Here’s the way the barricades looked in Happy Valley in April 2015, when an armed standoff kept the Iqaluit neighbourhood under a lockdown. (File photo)
• Iqaluit’s Happy Valley neighbourhood endures a three-day standoff in April 2015: The area was under a 41-hour lockdown as police dealt with an armed shooter. Nunavut Justice Paul Bychok later sentenced Jamie Mikijuk, 28, to less than the four-year mandatory minimum sentence due to his early guilty plea for recklessly discharging a firearm during the standoff. Crown lawyers later challenged the amount of jail time imposed, saying it fell below the mandatory minimum sentence for the crimes he committed. The Crown lawyers’ challenge was successful, so the accused’s jail time reverted to four years
• A child dies in a Coral Harbour knife attack in May 2016: Shepa Jar was later charged with one count of second-degree murder of her eight-year old daughter, along with two counts of attempted murder of her two young sons.
• A man in Cambridge Bay loses a fight to save his hands in 2016: Romeo Tucci, 37, suffered severe frostbite on his hands after remaining outside for too long. There was an effort to raise money to provide robotic hands to Tucci but the trained chef now has a feed on YouTube called the Hands Free Chef.

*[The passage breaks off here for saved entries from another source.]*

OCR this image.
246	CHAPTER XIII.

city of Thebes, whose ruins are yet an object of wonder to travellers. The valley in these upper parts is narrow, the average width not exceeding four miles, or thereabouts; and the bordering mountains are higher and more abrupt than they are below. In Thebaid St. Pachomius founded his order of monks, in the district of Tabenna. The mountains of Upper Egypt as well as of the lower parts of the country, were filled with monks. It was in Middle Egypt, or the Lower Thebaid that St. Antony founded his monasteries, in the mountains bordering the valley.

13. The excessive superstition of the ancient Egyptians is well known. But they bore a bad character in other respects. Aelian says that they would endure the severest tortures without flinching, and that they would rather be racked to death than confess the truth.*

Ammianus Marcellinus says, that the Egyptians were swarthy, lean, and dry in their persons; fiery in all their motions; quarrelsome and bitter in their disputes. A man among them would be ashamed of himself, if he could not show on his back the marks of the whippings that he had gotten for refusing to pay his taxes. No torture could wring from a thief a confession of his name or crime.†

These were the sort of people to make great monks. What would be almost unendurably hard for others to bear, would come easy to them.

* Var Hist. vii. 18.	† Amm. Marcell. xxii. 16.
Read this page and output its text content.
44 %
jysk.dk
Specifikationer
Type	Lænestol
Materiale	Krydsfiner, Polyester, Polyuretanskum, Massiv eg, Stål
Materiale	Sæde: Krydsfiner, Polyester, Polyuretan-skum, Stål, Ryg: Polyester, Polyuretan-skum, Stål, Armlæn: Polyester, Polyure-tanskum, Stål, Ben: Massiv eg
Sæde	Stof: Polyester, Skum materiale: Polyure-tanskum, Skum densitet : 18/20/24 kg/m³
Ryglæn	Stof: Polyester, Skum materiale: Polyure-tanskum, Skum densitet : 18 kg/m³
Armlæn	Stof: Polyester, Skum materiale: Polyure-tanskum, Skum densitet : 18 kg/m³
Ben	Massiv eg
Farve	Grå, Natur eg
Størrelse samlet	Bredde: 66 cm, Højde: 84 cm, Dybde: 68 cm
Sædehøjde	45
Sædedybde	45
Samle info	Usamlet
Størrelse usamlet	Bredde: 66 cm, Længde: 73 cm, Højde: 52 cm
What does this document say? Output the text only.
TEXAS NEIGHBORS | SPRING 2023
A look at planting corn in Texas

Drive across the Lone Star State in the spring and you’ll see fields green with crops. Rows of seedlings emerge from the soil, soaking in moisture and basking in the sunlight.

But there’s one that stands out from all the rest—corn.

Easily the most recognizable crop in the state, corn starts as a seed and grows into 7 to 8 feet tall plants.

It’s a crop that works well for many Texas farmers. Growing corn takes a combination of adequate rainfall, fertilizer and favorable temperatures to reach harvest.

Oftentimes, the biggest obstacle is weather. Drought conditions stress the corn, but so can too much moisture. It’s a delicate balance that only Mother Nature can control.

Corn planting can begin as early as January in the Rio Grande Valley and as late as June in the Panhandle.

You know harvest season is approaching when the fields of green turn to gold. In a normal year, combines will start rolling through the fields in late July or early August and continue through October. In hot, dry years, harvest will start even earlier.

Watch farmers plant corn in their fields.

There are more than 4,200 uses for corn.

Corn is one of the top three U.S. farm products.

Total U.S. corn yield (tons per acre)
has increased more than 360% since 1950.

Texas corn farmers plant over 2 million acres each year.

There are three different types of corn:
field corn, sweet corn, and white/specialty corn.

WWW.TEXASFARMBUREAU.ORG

• Do feed the bears, Arctic researchers suggest in 2013: Nunavut polar bears might one day make the move away from their preferred diet of seal to store-bought foods such as “commercially-formulated bear chow,” a group of southern scientists suggested in a paper, “Rapid Ecosystem Change and Polar Bear Conservation” in the journal Conservation Letters. While feeding polar bears is a “radical” solution, they said, “future conditions may be well outside the range of past circumstances and necessitate very different actions than today.”